Today, we have made a comparison of the numerical performance of each compiler. The test code is a program for credit calculation. It comes from the example program of the intel compiler and modifies a header file so that each compiler can compile.
# Include <stdio. h>
# Include <stdlib. h>
# Include <time. h>
# Include <math. h>
// Function to be integrated
// Define and prototype it here
// | Sin (x) |
# Define INTEG_FUNC (x) fabs (sin (x ))
// Prototype timing function
Double dclock (void );
Int main (void)
{
// Loop counters and number of interior points
Unsigned int I, j, N;
// Stepsize, independent variable x, and accumulated sum
Double step, x_ I, sum;
// Timing variables for evaluation
Double start, finish, duration, clock_t;
// Start integral from
Double maid = 0.0;
// Complete integral
Double interval_end = 2.0*3.141592653589793238;
// Start timing for the entire application
Start = clock ();
Printf ("\ n ");
Printf ("Number of | Computed Integral | \ n ");
Printf ("Interior Points | \ n ");
For (j = 2; j <27; j ++)
{
Printf ("------------------------------------- \ n ");
// Compute the number of (internal rectangles + 1)
N = 1 <j;
// Compute stepsize for N-1 internal rectangles
Step = (interval_end-interval_begin)/N;
// Approx. 1/2 area in first rectangle: f (x0) * [step/2]
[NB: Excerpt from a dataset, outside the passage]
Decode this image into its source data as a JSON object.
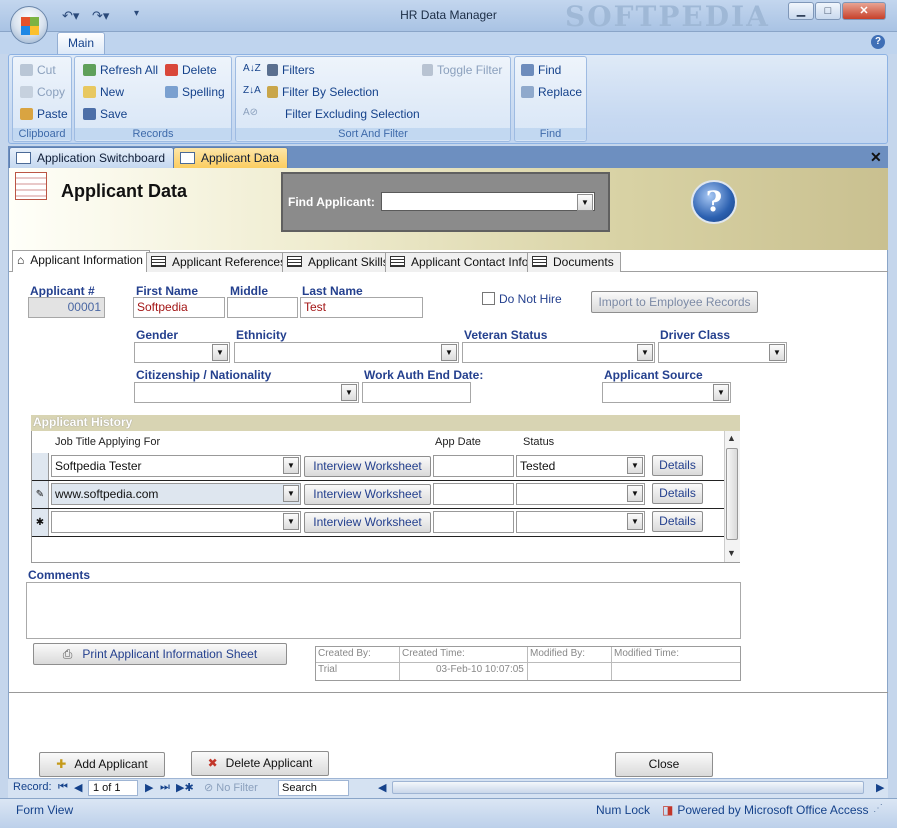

Sum = INTEG_FUNC (interval_begin) * step/2.0;
// Apply midpoint rule:
// Given length = f (x), compute the area of
// Rectangle of width step
// Sum areas of internal rectangle: f (xi + step) * step
For (I = 1; I <N; I ++)
{
X_ I = I * step;
Sum + = INTEG_FUNC (x_ I) * step;
}
// Approx. 1/2 area in last rectangle: f (xN) * [step/2]
Sum + = INTEG_FUNC (interval_end) * step/2.0;
Printf ("% 10d | % 14e | \ n", N, sum );
}
Finish = clock ();
Duration = (finish-start );
Printf ("\ n ");
Printf ("Application Clocks = % 10e \ n", duration );
Printf ("\ n ");
Return 0;
}
Of course, this code is from intel, and of course it is very suitable for intel compilers. The following tests are performed on Intel Core 2 Duo.
Gcc (GCC TDM-2 for MinGW) 4.3.0 VC 9.0 (cl 15.00.21022.08) Intel (icl 10.1) PGI (pgcc 7.16) CodeGear (bcc32 6.10)
Optimization prohibited
-O0/Od-O0-Od
17161 14461 12441 10514 13400
17133 14430 11687 9956 12917
17155 14476 11871 10099 13026
Compilation option-O2
13011 7737 4540 9348 12636
16571 7706 4185 9148 13026
16573 7706 4042 9183 13057
Platform Optimization
-March = core2-O2/arch: SSE2/O2-QxT-tp core2-O2 none
16060 7710 1938 9578
The test results show that intel compiler is very interested in the numerical calculation method, especially for the optimization of a certain CPU, which can improve a lot of performance. GCC is a bit disappointing. In the comparison of prohibiting optimization to-O2-level optimization, we can see that the optimization effects of intel and m $ compilers are very obvious, while the improvements after optimization by other compilers are very limited. If you give a ranking, it will be icl> cl> pgcc> bcc> gcc.
In addition, in a linux environment on a P4 1.5g server, the test results are as follows:
Gcc icc pgCC
-O2-O2-O2
24920000 10840000 22270000
-O0-O0-O0
28290000 19210000 24320000
-March = pentium4-O2-xN-tp piv-O2
24990000 6640000 22150000
Similarly, intel is the best, while gcc is the worst.
In addition, we tested Athlon X2 4800 + on Linux. The following table is displayed.
Gcc icc pgcc
-O0-O0-O0
9390000 14950000 9950000
-O2-O2-O2
8910000 9240000 9400000
-March = amdfam10-O2-msse3-O2-tp k8-32-O2
8800000 3800000 9030000
Although icc is mainly for intel processors, as long as the optimization options are correct, it can also greatly improve amd cpu performance. Gcc also returns to the normal level. The strange thing is that the pgi compiler is that I haven't found any good options yet.
In conclusion, in the numerical calculation method, the "fastest" choice should belong to intel.